Polska gospodarka wrażliwa na wojnę

W rok 2022 weszliśmy ze sporymi problemami będącymi efektem dwóch lat pandemii COVID-19. Problematyczna była przede wszystkim wysoka inflacja, która prawdopodobnie z uwagi na wojnę wzrośnie jeszcze bardziej.

Jednak zagrożony jest też wzrost gospodarczy. Ekonomiści ING Bank Śląski obniżyli prognozę wzrostu dla naszej gospodarki w tym roku o 1,3 pkt. proc., do poziomu 3,2 proc. Spowolnienie prognozuje także agencja Fitch, które zakłada wzrost na poziomie 3,3 proc. przy wzroście cen na poziomie 10 proc. na koniec roku.

Coraz bardziej realna staje się wizja stagflacji, a więc wysokiej inflacji połączonej z niskim wzrostem gospodarczym. Jest to sytuacja, w której rosną ceny, ale nie idzie za tym wzrost wynagrodzenia, a dodatkowo rośnie bezrobocie. Na to wszystko nakłada się efekt uboczny walki z długo ignorowaną inflacją – podwyżki stóp procentowych to podwyżki rat kredytów, które w wielu przypadkach są bardzo drastyczne.

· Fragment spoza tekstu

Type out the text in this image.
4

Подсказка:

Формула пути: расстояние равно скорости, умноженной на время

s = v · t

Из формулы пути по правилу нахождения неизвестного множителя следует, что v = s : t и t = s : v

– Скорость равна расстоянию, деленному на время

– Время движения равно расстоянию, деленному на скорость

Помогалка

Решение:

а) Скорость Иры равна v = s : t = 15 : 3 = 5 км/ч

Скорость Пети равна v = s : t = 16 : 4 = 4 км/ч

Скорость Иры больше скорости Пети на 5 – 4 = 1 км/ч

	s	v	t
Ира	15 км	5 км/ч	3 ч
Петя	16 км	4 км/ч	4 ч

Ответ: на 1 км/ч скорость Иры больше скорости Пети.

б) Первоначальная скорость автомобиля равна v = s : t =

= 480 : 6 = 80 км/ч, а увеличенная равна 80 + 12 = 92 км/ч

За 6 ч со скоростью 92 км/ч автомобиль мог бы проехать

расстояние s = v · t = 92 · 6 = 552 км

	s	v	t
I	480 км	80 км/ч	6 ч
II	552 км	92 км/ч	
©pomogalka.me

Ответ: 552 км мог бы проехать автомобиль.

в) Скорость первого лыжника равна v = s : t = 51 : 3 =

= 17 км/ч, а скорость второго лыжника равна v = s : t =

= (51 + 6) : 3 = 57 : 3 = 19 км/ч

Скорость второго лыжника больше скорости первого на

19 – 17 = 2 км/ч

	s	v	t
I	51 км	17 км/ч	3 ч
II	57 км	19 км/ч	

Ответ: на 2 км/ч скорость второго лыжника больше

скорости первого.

Metale szlachetne znów rosną

Cena złota i srebra po ostatnich spadkach, od środy do piątku odnotowały wzrost. W dalszym ciągu utrzymuje się wysoki wzrost niepokoju, który przekłada się na zwiększone zapotrzebowanie na bezpieczne aktywa. Polski złoty przez chwilę zdołał się umocnić, jednak w ubiegłym tygodniu znów zaczynał tracić, co przełożyło się na wzrost ceny złota wyrażonej w złotówce (przekroczony poziom 8 500 PLN w czwartek).